Anyway, long story short, I'm a liberal, and currently I'm voting democratic because I'm very displeased with the way the Republican leadership has sent our country since, well basically, since I was born. Interestingly, if the election were held tomorrow, I said I'd be voting for Libertarian Bob Barr, not because I want him to be president, but because I feel like our country needs a legitimate third party and the only way we're going to get one is by supporting one. Since Texas is pretty much an electoral shoe-in for Republicans, voting for a Democrat won't do much besides skew the numbers a bit. But it could be a big boost to the third party.

Then, after me telling the guy that the two biggest issues I have reguarding Texas politics were improving traffic conditions and improving public education, he proceeded to list me several facts lifted from the public record about the two candidates for the Texas Legislature in my district. It didn't take me long to notice that he was practically reading a Republican ad at me. I answered truthfully that each of the facts he read made me less likely to vote for the Democrat and more for the Republican (I can't even remember their names...), but at the end I told him, no, I'm still voting Democratic, just because this call is such a blatant waste of my time and insult to my intelligence.
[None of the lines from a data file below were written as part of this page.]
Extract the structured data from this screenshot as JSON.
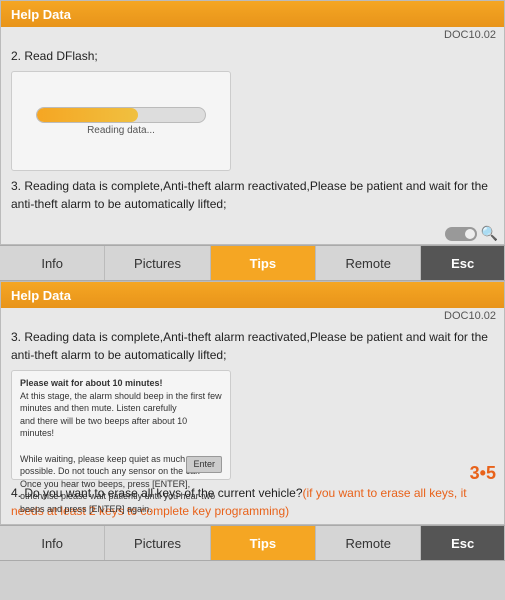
{
  "top_panel": {
    "header": "Help Data",
    "doc_ref": "DOC10.02",
    "step2_text": "2. Read DFlash;",
    "progress_label": "Reading data...",
    "step3_text": "3. Reading data is complete,Anti-theft alarm reactivated,Please be patient and wait for the anti-theft alarm to be automatically lifted;"
  },
  "bottom_panel": {
    "header": "Help Data",
    "doc_ref": "DOC10.02",
    "step3_text": "3. Reading data is complete,Anti-theft alarm reactivated,Please be patient and wait for the anti-theft alarm to be automatically lifted;",
    "image_content": {
      "line1": "Please wait for about 10 minutes!",
      "line2": "At this stage, the alarm should beep in the first few minutes and then mute. Listen carefully",
      "line3": "and there will be two beeps after about 10 minutes!",
      "line4": "While waiting, please keep quiet as much as possible. Do not touch any sensor on the car.",
      "line5": "Once you hear two beeps, press [ENTER], otherwise please wait patiently until you hear two",
      "line6": "beeps and press [ENTER] again.",
      "enter_label": "Enter"
    },
    "step4_text": "4. Do you want to erase all keys of the current vehicle?",
    "step4_highlight": "(if you want to erase all keys, it needs at least 2 keys to complete key programming)",
    "watermark": "3•5"
  },
  "tab_bars": {
    "tabs": [
      {
        "label": "Info",
        "active": false
      },
      {
        "label": "Pictures",
        "active": false
      },
      {
        "label": "Tips",
        "active": true
      },
      {
        "label": "Remote",
        "active": false
      }
    ],
    "esc_label": "Esc"
  }
}
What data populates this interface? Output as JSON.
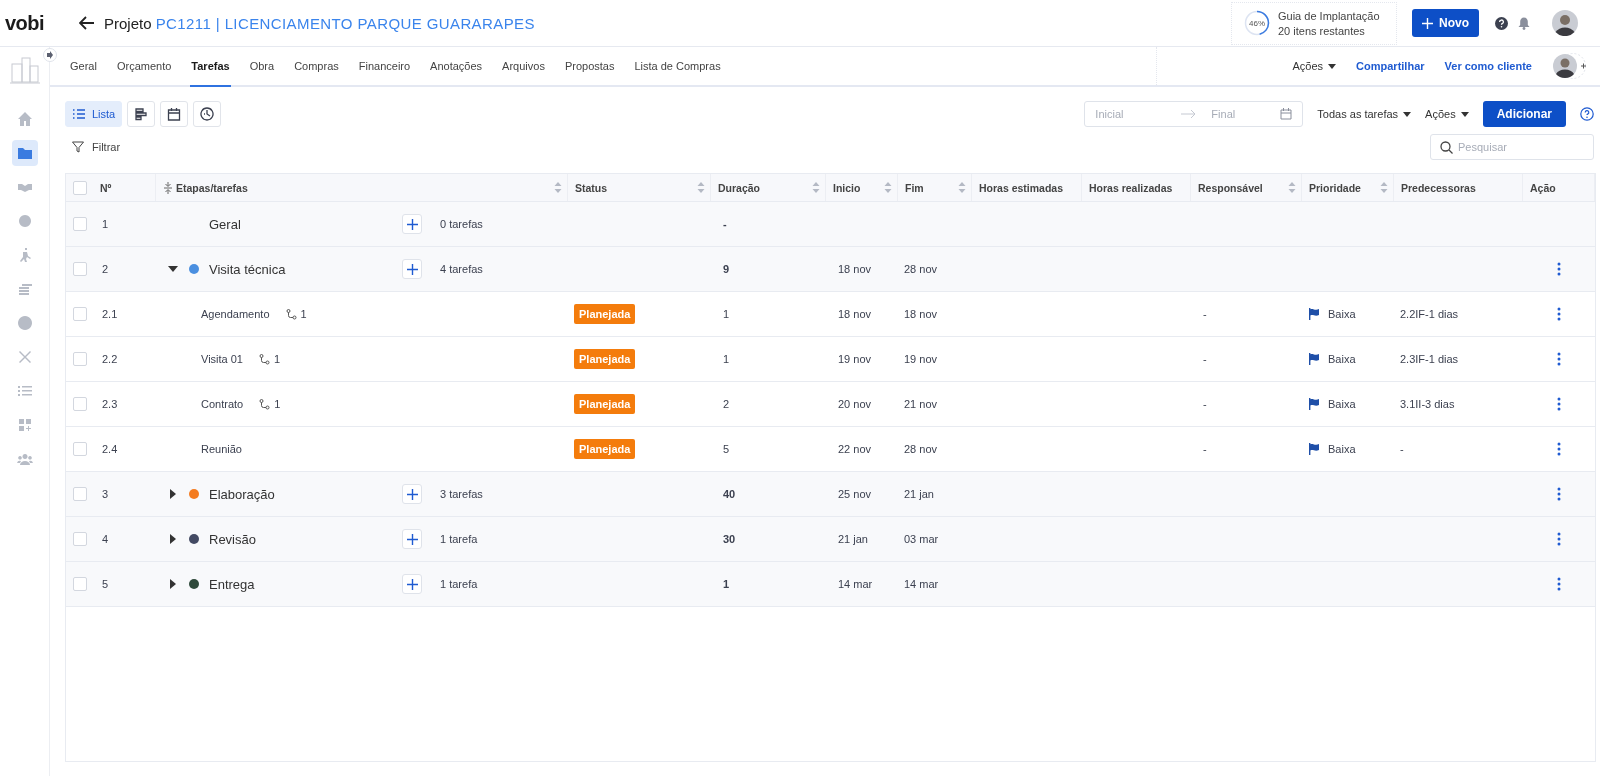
{
  "logo": "vobi",
  "header": {
    "prefix": "Projeto",
    "project": "PC1211 | LICENCIAMENTO PARQUE GUARARAPES"
  },
  "guide": {
    "percent": "46%",
    "title": "Guia de Implantação",
    "subtitle": "20 itens restantes"
  },
  "new_button": "Novo",
  "sidebar": {
    "items": [
      {
        "selected": false
      },
      {
        "selected": true
      },
      {
        "selected": false
      },
      {
        "selected": false
      },
      {
        "selected": false
      },
      {
        "selected": false
      },
      {
        "selected": false
      },
      {
        "selected": false
      },
      {
        "selected": false
      },
      {
        "selected": false
      },
      {
        "selected": false
      }
    ]
  },
  "tabs": [
    {
      "label": "Geral",
      "selected": false
    },
    {
      "label": "Orçamento",
      "selected": false
    },
    {
      "label": "Tarefas",
      "selected": true
    },
    {
      "label": "Obra",
      "selected": false
    },
    {
      "label": "Compras",
      "selected": false
    },
    {
      "label": "Financeiro",
      "selected": false
    },
    {
      "label": "Anotações",
      "selected": false
    },
    {
      "label": "Arquivos",
      "selected": false
    },
    {
      "label": "Propostas",
      "selected": false
    },
    {
      "label": "Lista de Compras",
      "selected": false
    }
  ],
  "tab_actions": {
    "actions": "Ações",
    "share": "Compartilhar",
    "view_as_client": "Ver como cliente"
  },
  "views": [
    {
      "label": "Lista",
      "selected": true
    },
    {
      "selected": false
    },
    {
      "selected": false
    },
    {
      "selected": false
    }
  ],
  "date_range": {
    "start_placeholder": "Inicial",
    "end_placeholder": "Final"
  },
  "task_filter": "Todas as tarefas",
  "actions": "Ações",
  "add_button": "Adicionar",
  "filter": "Filtrar",
  "search": {
    "placeholder": "Pesquisar"
  },
  "table": {
    "select_all": {
      "checked": false
    },
    "columns": [
      {
        "label": "Nº",
        "sortable": false
      },
      {
        "label": "Etapas/tarefas",
        "sortable": true
      },
      {
        "label": "Status",
        "sortable": true
      },
      {
        "label": "Duração",
        "sortable": true
      },
      {
        "label": "Inicio",
        "sortable": true
      },
      {
        "label": "Fim",
        "sortable": true
      },
      {
        "label": "Horas estimadas",
        "sortable": false
      },
      {
        "label": "Horas realizadas",
        "sortable": false
      },
      {
        "label": "Responsável",
        "sortable": true
      },
      {
        "label": "Prioridade",
        "sortable": true
      },
      {
        "label": "Predecessoras",
        "sortable": false
      },
      {
        "label": "Ação",
        "sortable": false
      }
    ],
    "rows": [
      {
        "kind": "stage",
        "checked": false,
        "number": "1",
        "name": "Geral",
        "count": "0 tarefas",
        "duration": "-",
        "menu": false
      },
      {
        "kind": "stage",
        "checked": false,
        "number": "2",
        "name": "Visita técnica",
        "color": "#4a8fe0",
        "expanded": true,
        "count": "4 tarefas",
        "duration": "9",
        "start": "18 nov",
        "end": "28 nov",
        "menu": true
      },
      {
        "kind": "task",
        "checked": false,
        "number": "2.1",
        "name": "Agendamento",
        "links": "1",
        "status": "Planejada",
        "duration": "1",
        "start": "18 nov",
        "end": "18 nov",
        "responsible": "-",
        "priority": "Baixa",
        "predecessors": "2.2IF-1 dias",
        "menu": true
      },
      {
        "kind": "task",
        "checked": false,
        "number": "2.2",
        "name": "Visita 01",
        "links": "1",
        "status": "Planejada",
        "duration": "1",
        "start": "19 nov",
        "end": "19 nov",
        "responsible": "-",
        "priority": "Baixa",
        "predecessors": "2.3IF-1 dias",
        "menu": true
      },
      {
        "kind": "task",
        "checked": false,
        "number": "2.3",
        "name": "Contrato",
        "links": "1",
        "status": "Planejada",
        "duration": "2",
        "start": "20 nov",
        "end": "21 nov",
        "responsible": "-",
        "priority": "Baixa",
        "predecessors": "3.1II-3 dias",
        "menu": true
      },
      {
        "kind": "task",
        "checked": false,
        "number": "2.4",
        "name": "Reunião",
        "status": "Planejada",
        "duration": "5",
        "start": "22 nov",
        "end": "28 nov",
        "responsible": "-",
        "priority": "Baixa",
        "predecessors": "-",
        "menu": true
      },
      {
        "kind": "stage",
        "checked": false,
        "number": "3",
        "name": "Elaboração",
        "color": "#f47c20",
        "expanded": false,
        "count": "3 tarefas",
        "duration": "40",
        "start": "25 nov",
        "end": "21 jan",
        "menu": true
      },
      {
        "kind": "stage",
        "checked": false,
        "number": "4",
        "name": "Revisão",
        "color": "#434a63",
        "expanded": false,
        "count": "1 tarefa",
        "duration": "30",
        "start": "21 jan",
        "end": "03 mar",
        "menu": true
      },
      {
        "kind": "stage",
        "checked": false,
        "number": "5",
        "name": "Entrega",
        "color": "#2f4a3b",
        "expanded": false,
        "count": "1 tarefa",
        "duration": "1",
        "start": "14 mar",
        "end": "14 mar",
        "menu": true
      }
    ]
  }
}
Now I'm kinda wondering if that was the point all along... Maybe it was the Democrats trying to make me agry at Republicans... /shrugs

The point is that none of the facts outweighed my initial reason for voting (D) in the first place: I don't want the Republicans in power. I'm sure that by herself, the republican is a nice woman and would make an excellent representative, but she's not by herself.

I don't get angry at people. I get frustrated with things.